The Shipley Song of Non-Summer

Autumn is on its way
Wearing big bastard boots,
The better to trample over
Any memories of summer.

Aye, summer - those three days
In May when the sun shone.
The shorts went on. The moobs came out.
But now my autumn's done come.

A season of mists and
Mellow fruit pie fillings.
(Raffle prize: tin of Pickering's)
The orchard nights are drawing in.

"The Shipley Sausage Fiend"
Gives the padre a shock,
Who gets to greet the well-seasoned meat
That's pounding through his letterbox.

Men can lose their minds when
The seasons lose their shape.
You forget who... I forget why...
A scratched record... glitch in the tape...

B.R. 22/06/2012


Rainbow over Wycliffe Gardens, Shipley


N.B. This is the last in a series of poems I'm calling The Shipley Trilogy, following on from "Too Many Freaks" and "Lawks". It might appear to some readers that I'm not entirely enthused about Shipley.

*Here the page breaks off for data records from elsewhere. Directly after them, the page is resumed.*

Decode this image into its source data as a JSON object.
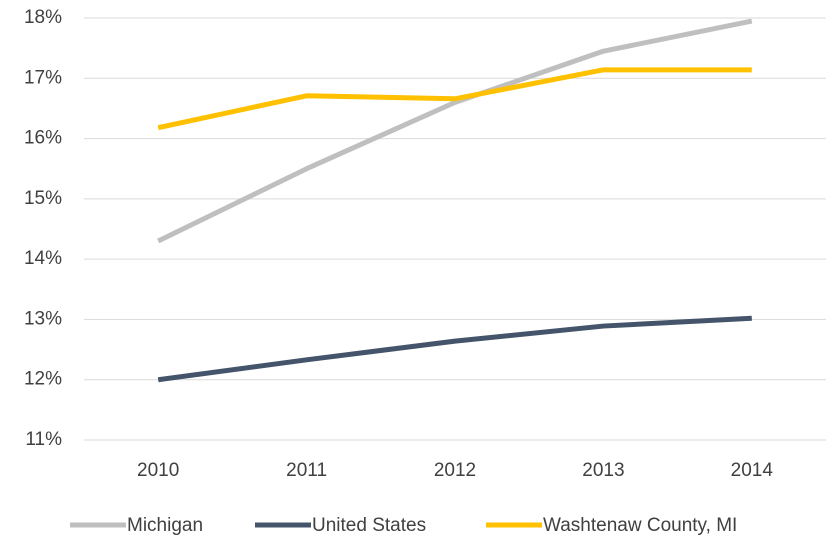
{
  "chart_data": {
    "type": "line",
    "categories": [
      "2010",
      "2011",
      "2012",
      "2013",
      "2014"
    ],
    "series": [
      {
        "name": "Michigan",
        "color": "#bfbfbf",
        "values": [
          14.3,
          15.5,
          16.6,
          17.45,
          17.95
        ]
      },
      {
        "name": "United States",
        "color": "#44546a",
        "values": [
          12.0,
          12.33,
          12.64,
          12.89,
          13.02
        ]
      },
      {
        "name": "Washtenaw County, MI",
        "color": "#ffc000",
        "values": [
          16.18,
          16.71,
          16.66,
          17.14,
          17.14
        ]
      }
    ],
    "ylim": [
      11,
      18
    ],
    "yticks": [
      {
        "value": 11,
        "label": "11%"
      },
      {
        "value": 12,
        "label": "12%"
      },
      {
        "value": 13,
        "label": "13%"
      },
      {
        "value": 14,
        "label": "14%"
      },
      {
        "value": 15,
        "label": "15%"
      },
      {
        "value": 16,
        "label": "16%"
      },
      {
        "value": 17,
        "label": "17%"
      },
      {
        "value": 18,
        "label": "18%"
      }
    ],
    "grid": true,
    "legend": "bottom"
  }
}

I think I have a complex relationship with the town in which I live but then don't most people? It is an extraordinary place, quite unlike anywhere else I've ever been. All of human life is here! I am indeed fortunate to live in such a beautiful part of the world. When all is said and done it is my home and I love it, and I say that without even a modicum of flippancy or post-irony. So there! B.R.